With this classification, any aperiodic sequence falls in the second or third group. Of note, this group includes the sequence of prime gaps, which yields the conclusion that that sequence, and therefore the number of integers one has to pass over to arrive at the subsequent prime number, can never be represented by a finite periodic computational procedure. In computer science parlance, this means that finding a prime number will never be brought down to $O(1)$, but instead the procedure itself scales with input size. It is clear that this problem is an example of type 2 computability, because the procedure for finding primes is itself periodic (simply iterate over all numbers less than or equal to $\sqrt n$ and see if any divides $n$).

With this classification, consider the logistic map where $r=4$: the case where an arbitrary aperiodic trajectory of the logistic map for $r=4$. It is interesting to note that the closed solution presented above is only helpful for a small subset of possible starting points $x_0 \in (0, 1)$. This is because most real numbers are classically uncomputable (a result of the diagonal argument for procedures) and therefore approximating $\theta$ to an arbitrary degree of accuracy by a (finite) computational procedure is impossible.

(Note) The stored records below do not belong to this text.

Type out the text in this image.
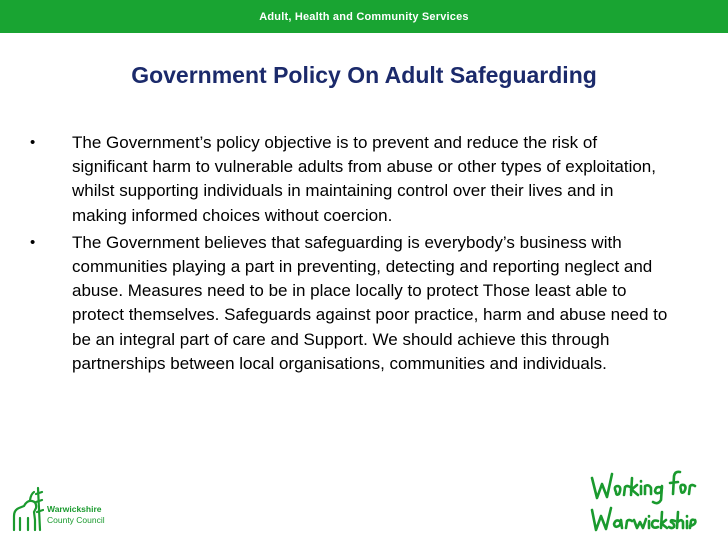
Adult, Health and Community Services
Government Policy On Adult Safeguarding
• The Government’s policy objective is to prevent and reduce the risk of significant harm to vulnerable adults from abuse or other types of exploitation, whilst supporting individuals in maintaining control over their lives and in making informed choices without coercion.
• The Government believes that safeguarding is everybody’s business with communities playing a part in preventing, detecting and reporting neglect and abuse. Measures need to be in place locally to protect Those least able to protect themselves. Safeguards against poor practice, harm and abuse need to be an integral part of care and Support. We should achieve this through partnerships between local organisations, communities and individuals.
Warwickshire
County Council
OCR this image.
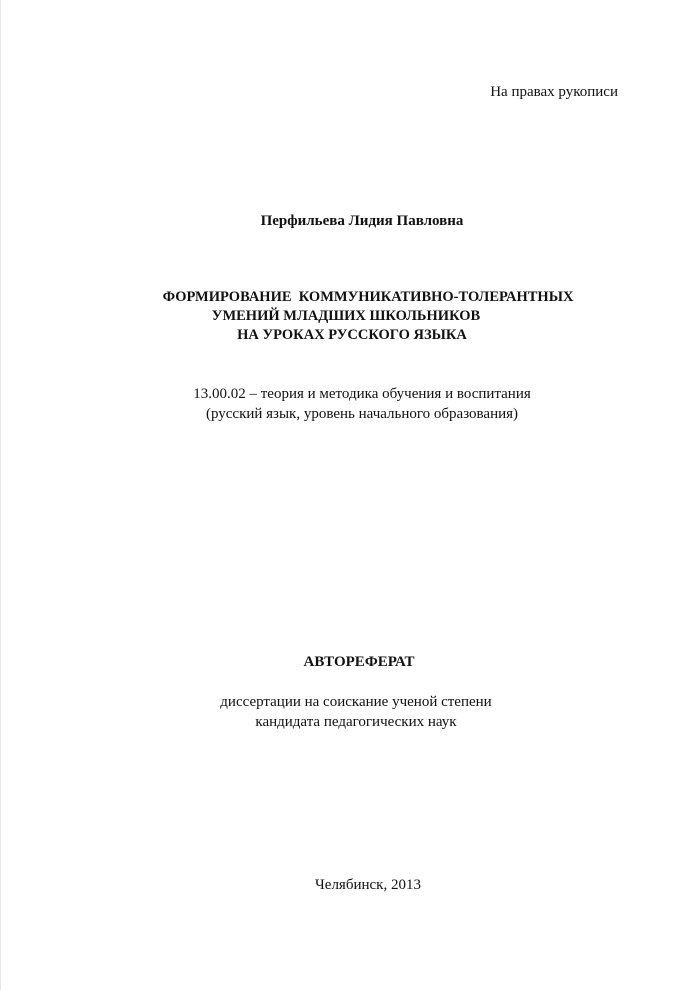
На правах рукописи
Перфильева Лидия Павловна
ФОРМИРОВАНИЕ  КОММУНИКАТИВНО-ТОЛЕРАНТНЫХ
УМЕНИЙ МЛАДШИХ ШКОЛЬНИКОВ
НА УРОКАХ РУССКОГО ЯЗЫКА
13.00.02 – теория и методика обучения и воспитания
(русский язык, уровень начального образования)
АВТОРЕФЕРАТ
диссертации на соискание ученой степени
кандидата педагогических наук
Челябинск, 2013
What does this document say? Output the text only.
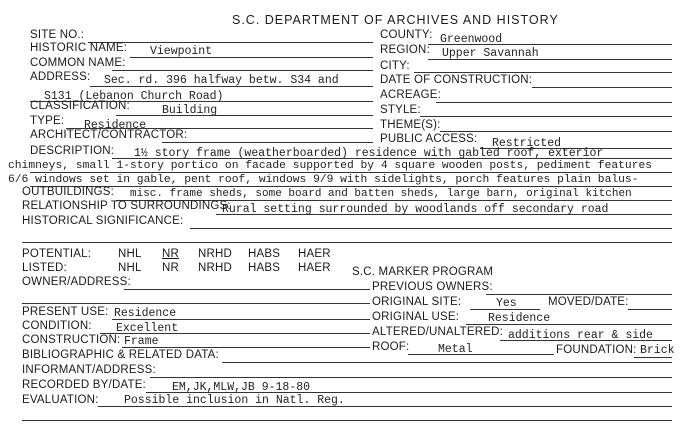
S.C. DEPARTMENT OF ARCHIVES AND HISTORY
SITE NO.:
HISTORIC NAME: Viewpoint
COMMON NAME:
ADDRESS: Sec. rd. 396 halfway betw. S34 and
S131 (Lebanon Church Road)
CLASSIFICATION:	Building
TYPE: Residence
ARCHITECT/CONTRACTOR:
COUNTY: Greenwood
REGION: Upper Savannah
CITY:
DATE OF CONSTRUCTION:
ACREAGE:
STYLE:
THEME(S):
PUBLIC ACCESS: Restricted
DESCRIPTION: 1½ story frame (weatherboarded) residence with gabled roof, exterior
chimneys, small 1-story portico on facade supported by 4 square wooden posts, pediment features
6/6 windows set in gable, pent roof, windows 9/9 with sidelights, porch features plain balus-
OUTBUILDINGS: misc. frame sheds, some board and batten sheds, large barn, original kitchen
RELATIONSHIP TO SURROUNDINGS:
Rural setting surrounded by woodlands off secondary road
HISTORICAL SIGNIFICANCE:
POTENTIAL: NHL NR NRHD HABS HAER
LISTED:	NHL NR NRHD HABS HAER S.C. MARKER PROGRAM
OWNER/ADDRESS:	PREVIOUS OWNERS:
ORIGINAL SITE:	Yes	MOVED/DATE:
ORIGINAL USE:	Residence
ALTERED/UNALTERED: additions rear & side
ROOF: Metal	FOUNDATION: Brick
PRESENT USE: Residence
CONDITION: Excellent
CONSTRUCTION: Frame
BIBLIOGRAPHIC & RELATED DATA:
INFORMANT/ADDRESS:
RECORDED BY/DATE: EM,JK,MLW,JB 9-18-80
EVALUATION: Possible inclusion in Natl. Reg.
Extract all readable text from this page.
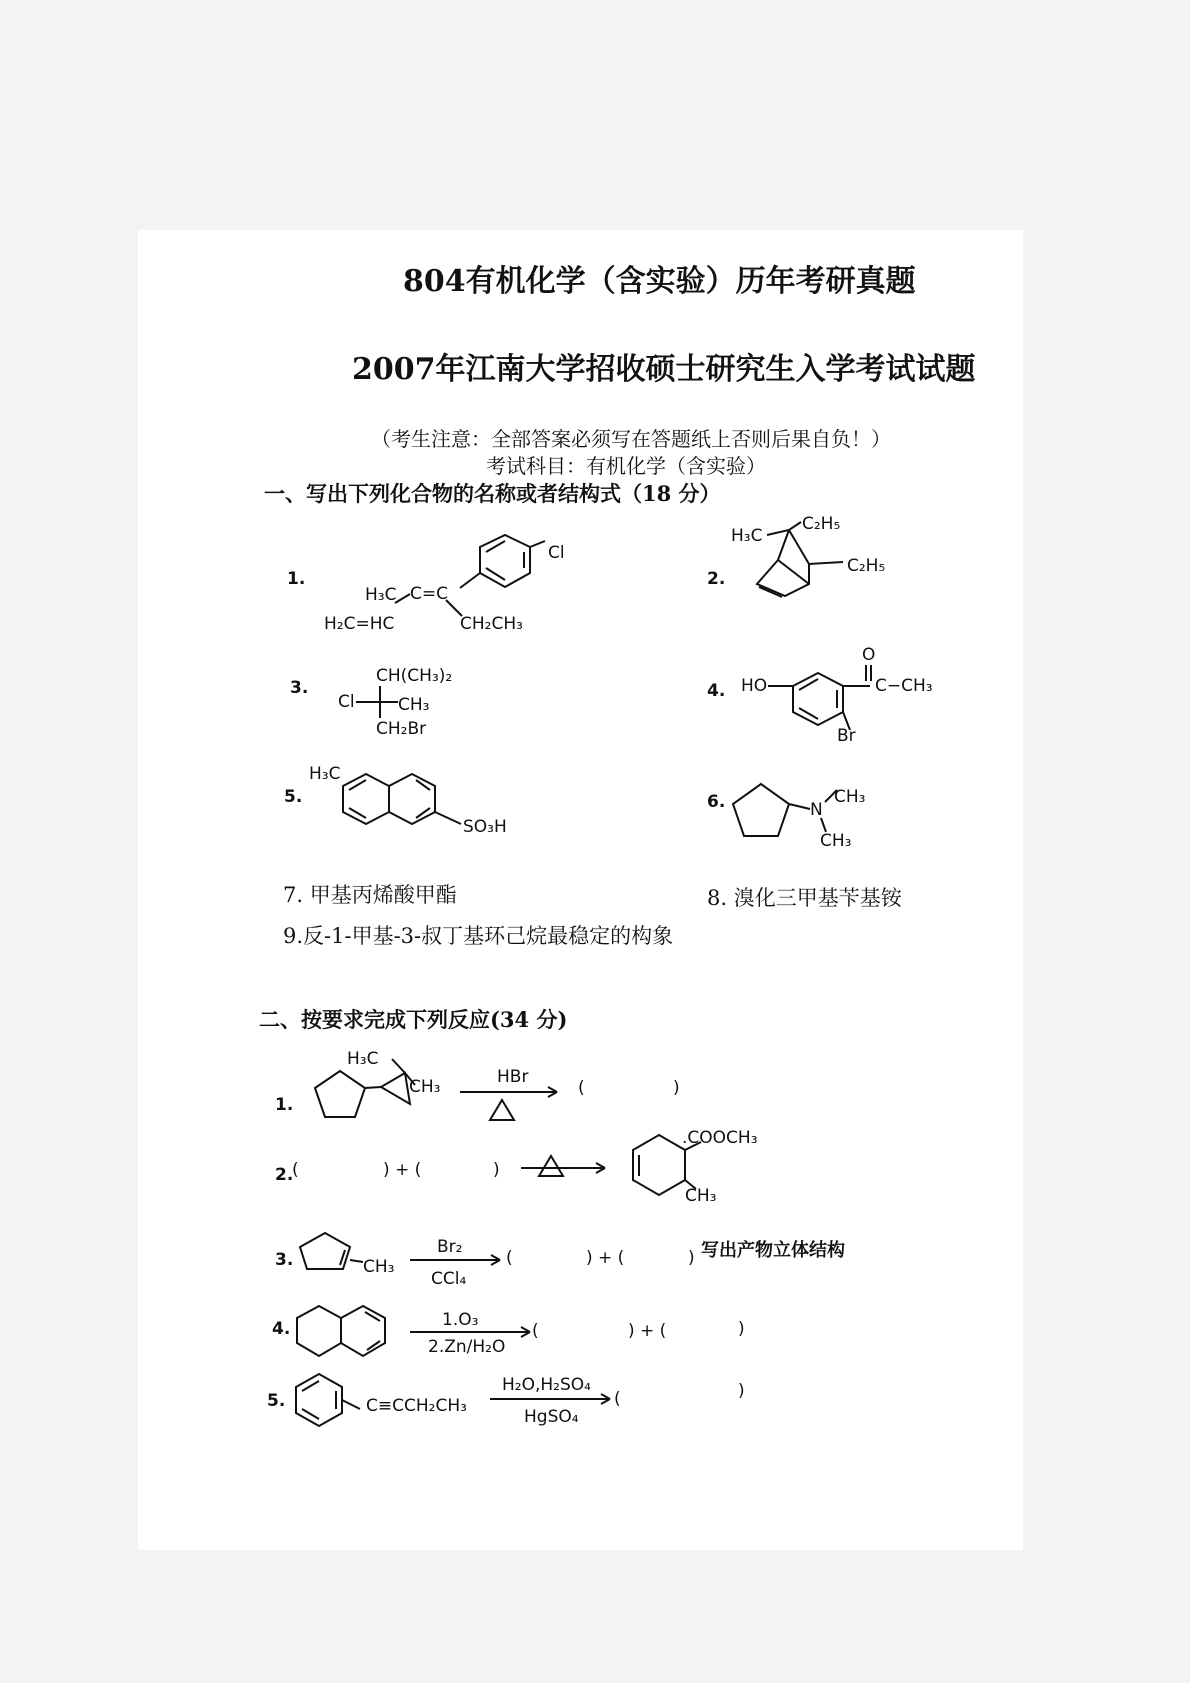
804有机化学（含实验）历年考研真题
2007年江南大学招收硕士研究生入学考试试题
（考生注意：全部答案必须写在答题纸上否则后果自负！）
考试科目：有机化学（含实验）
一、写出下列化合物的名称或者结构式（18 分）
1.	2.
3.	4.
5.	6.
7. 甲基丙烯酸甲酯	8. 溴化三甲基苄基铵
9.反-1-甲基-3-叔丁基环己烷最稳定的构象
二、按要求完成下列反应(34 分)
1.
2.
3.
4.
5.
写出产物立体结构
Cl
C=C
H₃C
H₂C=HC	CH₂CH₃
H₃C
C₂H₅
C₂H₅
CH(CH₃)₂
Cl	CH₃
CH₂Br
HO
O
C−CH₃
Br
H₃C
SO₃H
N
CH₃
CH₃
H₃C
CH₃	HBr
(	)
(	) + (	)
.COOCH₃
CH₃
CH₃
Br₂
CCl₄
(	) + (	)
1.O₃
2.Zn/H₂O
(	) + (	)
C≡CCH₂CH₃
H₂O,H₂SO₄
HgSO₄
(	)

Motivated by these observations, it may be best to consider a more strict definition of computability than is normally used. For the logistic map where $r=4$, as $n \to \infty$ for an accurate computation the precision of theta must be known to an infinite number of decimal places, which is clearly not possible. Likewise, the exact values of $e$ and $\pi$ cannot be determined without an infinite number of additions performed, also not possible.